The offer comes as Kohl’s has faced numerous offers from bidders, including a joint bid from private-equity firm Sycamore Partners and Canada’s Hudson’s Bay. Prior to that, Kohl’s received offers from Sycamore and Acacia Research, which is backed by Starboard Value. The retailer rejected both buyouts. Kohl’s has tapped Goldman Sachs to field offers and coordinate with select bidders.
Kohl’s has been under pressure from activist investors for the past several months, with some shareholders pushing Kohl’s to sell. As a result, the retailer has transitioned to a temporary shareholder rights plan that expires in February 2023.
The deal from the parent companies of JCPenney, Simon Property Group and Canada-based Brookfield Asset Management, offers Kohl’s $68 per share. The company’s share price was just under $60 as of April 26, according to Market Watch.
Simon Property and Brookfield Asset Management acquired JCPenney in 2020 after the company filed for bankruptcy. The 118-year-old retailer faced significant hardship during the early days of the COVID-19 pandemic as stores shuttered. JCPenney has since shut down one-third of its stores.

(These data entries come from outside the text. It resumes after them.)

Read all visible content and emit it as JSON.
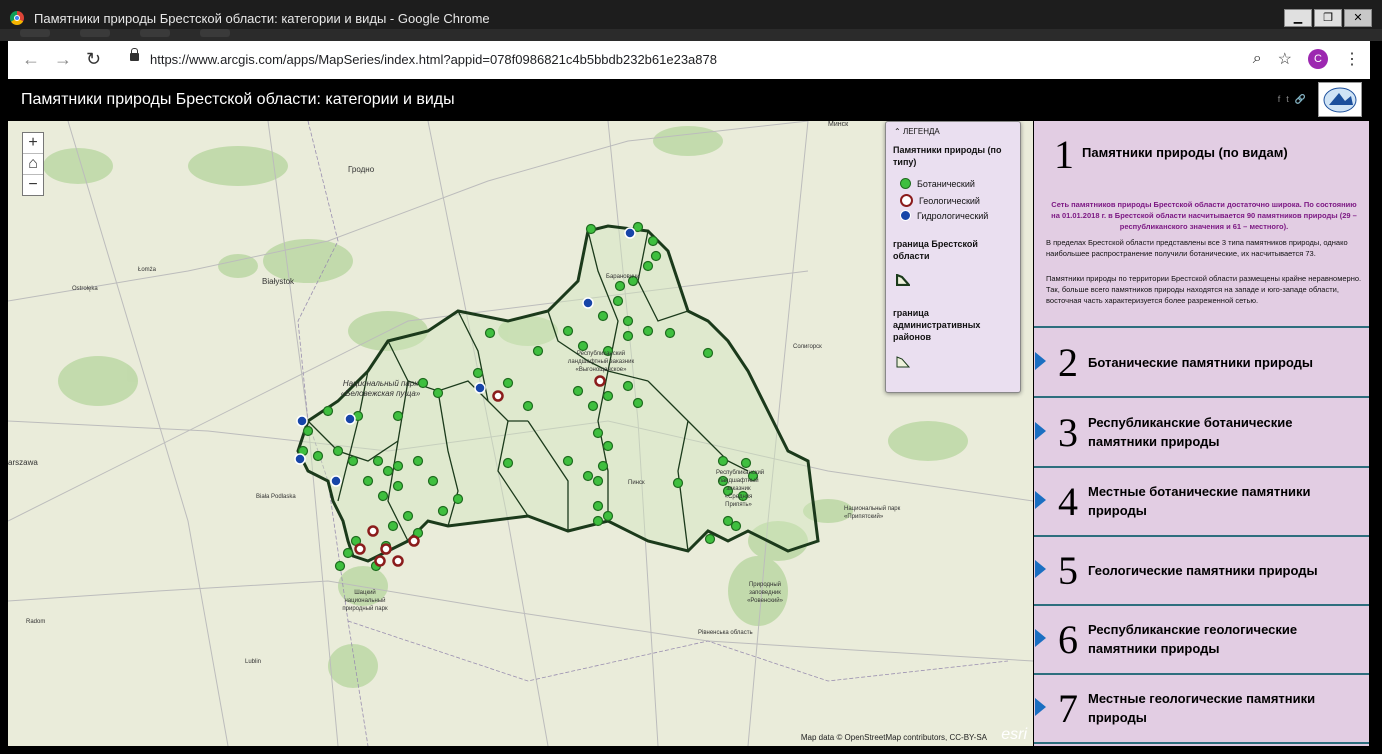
{
  "window": {
    "title": "Памятники природы Брестской области: категории и виды - Google Chrome",
    "min": "▁",
    "max": "❐",
    "close": "✕"
  },
  "address_bar": {
    "url": "https://www.arcgis.com/apps/MapSeries/index.html?appid=078f0986821c4b5bbdb232b61e23a878",
    "profile_initial": "C"
  },
  "app": {
    "title": "Памятники природы Брестской области: категории и виды",
    "share": [
      "f",
      "t",
      "🔗"
    ]
  },
  "map": {
    "zoom_in": "+",
    "zoom_out": "−",
    "attribution": "Map data © OpenStreetMap contributors, CC-BY-SA",
    "esri": "esri",
    "labels": {
      "grodno": "Гродно",
      "bialystok": "Białystok",
      "warszawa": "arszawa",
      "biala": "Biała Podlaska",
      "baranovichi": "Барановичи",
      "pinsk": "Пинск",
      "soligorsk": "Солигорск",
      "minsk": "Минск",
      "lomza": "Łomża",
      "ostroleka": "Ostrołęka",
      "radom": "Radom",
      "lublin": "Lublin",
      "rovno": "Рівненська область",
      "bn": "Национальный парк «Беловежская пуща»",
      "vygon": "Республиканский ландшафтный заказник «Выгонощанское»",
      "pripyat": "Национальный парк «Припятский»",
      "rivne_reserve": "Природный заповедник «Ровенский»",
      "shatsk": "Шацкий национальный природный парк",
      "srednyaya": "Республиканский ландшафтный заказник «Средняя Припять»"
    }
  },
  "legend": {
    "title": "ЛЕГЕНДА",
    "subtitle": "Памятники природы (по типу)",
    "items": [
      {
        "label": "Ботанический",
        "color": "#3bb33b"
      },
      {
        "label": "Геологический",
        "color": "#8b1c1c"
      },
      {
        "label": "Гидрологический",
        "color": "#1745a8"
      }
    ],
    "boundary_region": "граница Брестской области",
    "boundary_districts": "граница административных районов"
  },
  "panel": {
    "sections": [
      {
        "number": "1",
        "title": "Памятники природы (по видам)",
        "highlight": "Сеть памятников природы Брестской области достаточно широка. По состоянию на 01.01.2018 г. в Брестской области насчитывается 90 памятников природы (29 – республиканского значения и 61 – местного).",
        "para2": "В пределах Брестской области представлены все 3 типа памятников природы, однако наибольшее распространение получили ботанические, их насчитывается 73.",
        "para3": "Памятники природы по территории Брестской области размещены крайне неравномерно. Так, больше всего памятников природы находятся на западе и юго-западе области, восточная часть характеризуется более разреженной сетью."
      },
      {
        "number": "2",
        "title": "Ботанические памятники природы"
      },
      {
        "number": "3",
        "title": "Республиканские ботанические памятники природы"
      },
      {
        "number": "4",
        "title": "Местные ботанические памятники природы"
      },
      {
        "number": "5",
        "title": "Геологические памятники природы"
      },
      {
        "number": "6",
        "title": "Республиканские геологические памятники природы"
      },
      {
        "number": "7",
        "title": "Местные геологические памятники природы"
      }
    ]
  }
}
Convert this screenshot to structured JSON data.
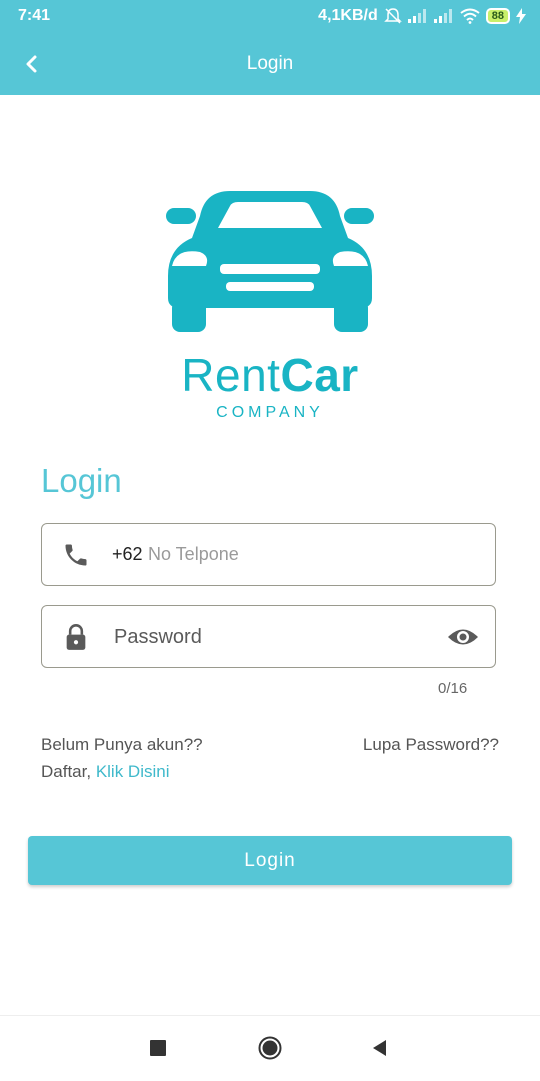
{
  "status_bar": {
    "time": "7:41",
    "network_speed": "4,1KB/d",
    "battery": "88",
    "icons": [
      "mute-bell-icon",
      "signal-icon",
      "signal-icon",
      "wifi-icon",
      "battery-icon",
      "charging-icon"
    ]
  },
  "app_bar": {
    "title": "Login",
    "back_icon": "chevron-left-icon"
  },
  "brand": {
    "name_light": "Rent",
    "name_bold": "Car",
    "tagline": "COMPANY"
  },
  "form": {
    "heading": "Login",
    "phone": {
      "icon": "phone-icon",
      "prefix": "+62",
      "placeholder": "No Telpone"
    },
    "password": {
      "icon": "lock-icon",
      "placeholder": "Password",
      "toggle_icon": "eye-icon",
      "counter": "0/16"
    },
    "register_question": "Belum Punya akun??",
    "register_prefix": "Daftar, ",
    "register_link": "Klik Disini",
    "forgot": "Lupa Password??",
    "submit": "Login"
  },
  "colors": {
    "primary": "#56c6d6",
    "brand": "#19b4c4"
  },
  "nav_bar": {
    "buttons": [
      "recents-icon",
      "home-icon",
      "back-icon"
    ]
  }
}
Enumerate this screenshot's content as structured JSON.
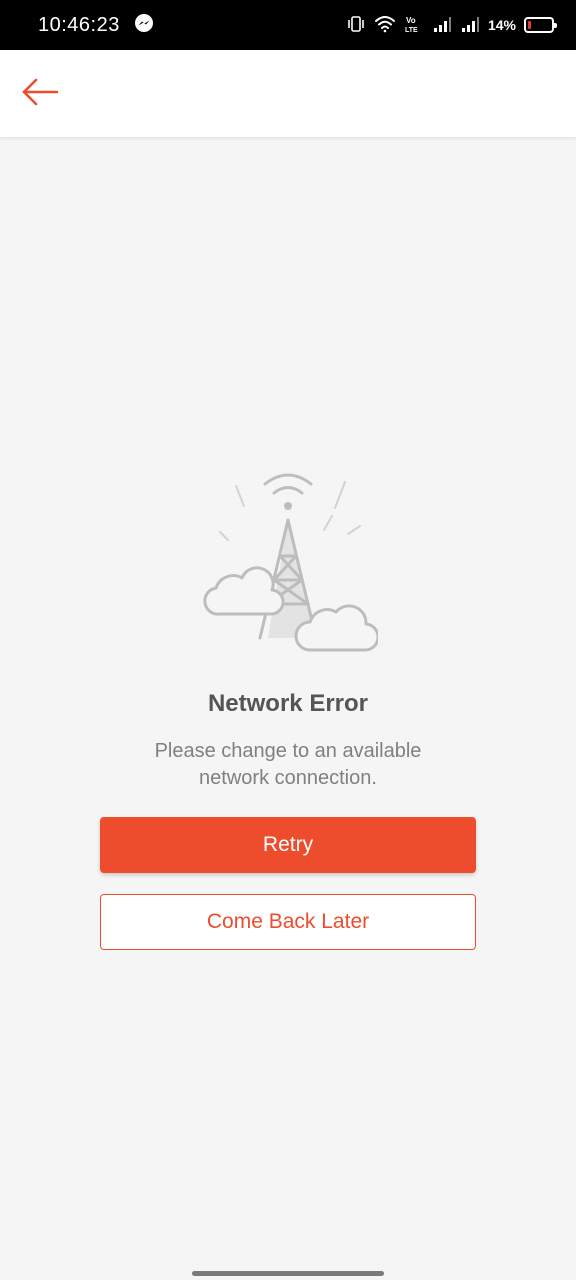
{
  "status_bar": {
    "time": "10:46:23",
    "battery_text": "14%",
    "battery_level_percent": 14,
    "icons": [
      "messenger-icon",
      "vibrate-icon",
      "wifi-icon",
      "volte-icon",
      "signal-icon",
      "signal-icon",
      "battery-icon"
    ]
  },
  "app_bar": {
    "back_icon": "arrow-left-icon",
    "accent_color": "#ee4d2d"
  },
  "error": {
    "illustration": "network-tower-icon",
    "title": "Network Error",
    "message": "Please change to an available network connection."
  },
  "buttons": {
    "retry_label": "Retry",
    "later_label": "Come Back Later"
  }
}
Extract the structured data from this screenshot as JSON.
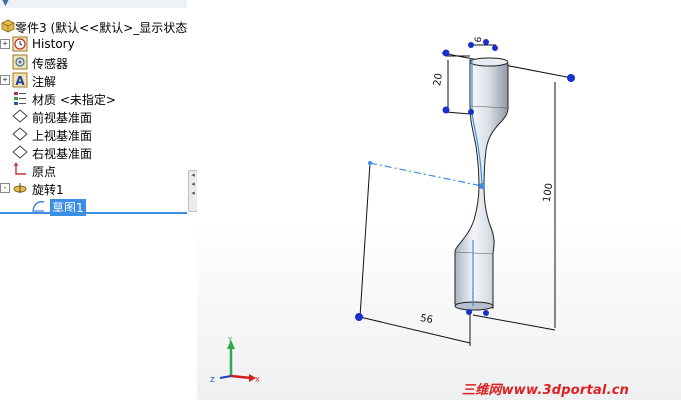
{
  "tree": {
    "root_label": "零件3 (默认<<默认>_显示状态",
    "items": [
      {
        "label": "History",
        "icon": "history-clock-icon",
        "expander": "+"
      },
      {
        "label": "传感器",
        "icon": "sensor-icon",
        "expander": ""
      },
      {
        "label": "注解",
        "icon": "annotation-icon",
        "expander": "+"
      },
      {
        "label": "材质 <未指定>",
        "icon": "material-icon",
        "expander": ""
      },
      {
        "label": "前视基准面",
        "icon": "plane-icon",
        "expander": ""
      },
      {
        "label": "上视基准面",
        "icon": "plane-icon",
        "expander": ""
      },
      {
        "label": "右视基准面",
        "icon": "plane-icon",
        "expander": ""
      },
      {
        "label": "原点",
        "icon": "origin-icon",
        "expander": ""
      },
      {
        "label": "旋转1",
        "icon": "revolve-icon",
        "expander": "-"
      },
      {
        "label": "草图1",
        "icon": "sketch-icon",
        "expander": ""
      }
    ]
  },
  "dimensions": {
    "top_diameter": "6",
    "top_height": "20",
    "total_height": "100",
    "bottom_width": "56"
  },
  "axes": {
    "y": "Y",
    "z": "Z",
    "x": "X"
  },
  "colors": {
    "accent": "#3a8ee6",
    "dim_blue": "#1a2fd0",
    "watermark": "#e02020"
  },
  "watermark": "三维网www.3dportal.cn"
}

JCPenney’s owners would keep the two retail brands separate under terms of the deal, while also streamlining operations and cutting costs, The New York Post reported. The plan would bring both retailers under one management team and information technology system. All private apparel would be manufactured by the same in-house label, as well. The bidders aim to cut costs by $1 billion over three years.
Simon and Brookfield also would end the plan to add more Sephora shops within Kohl’s department stores. The partnership with the beauty retailer has been key to Kohl’s strategy. The retail giant recently announced it was adding 400 more Sephora shops in Kohl’s locations, adding to the 200 already in place.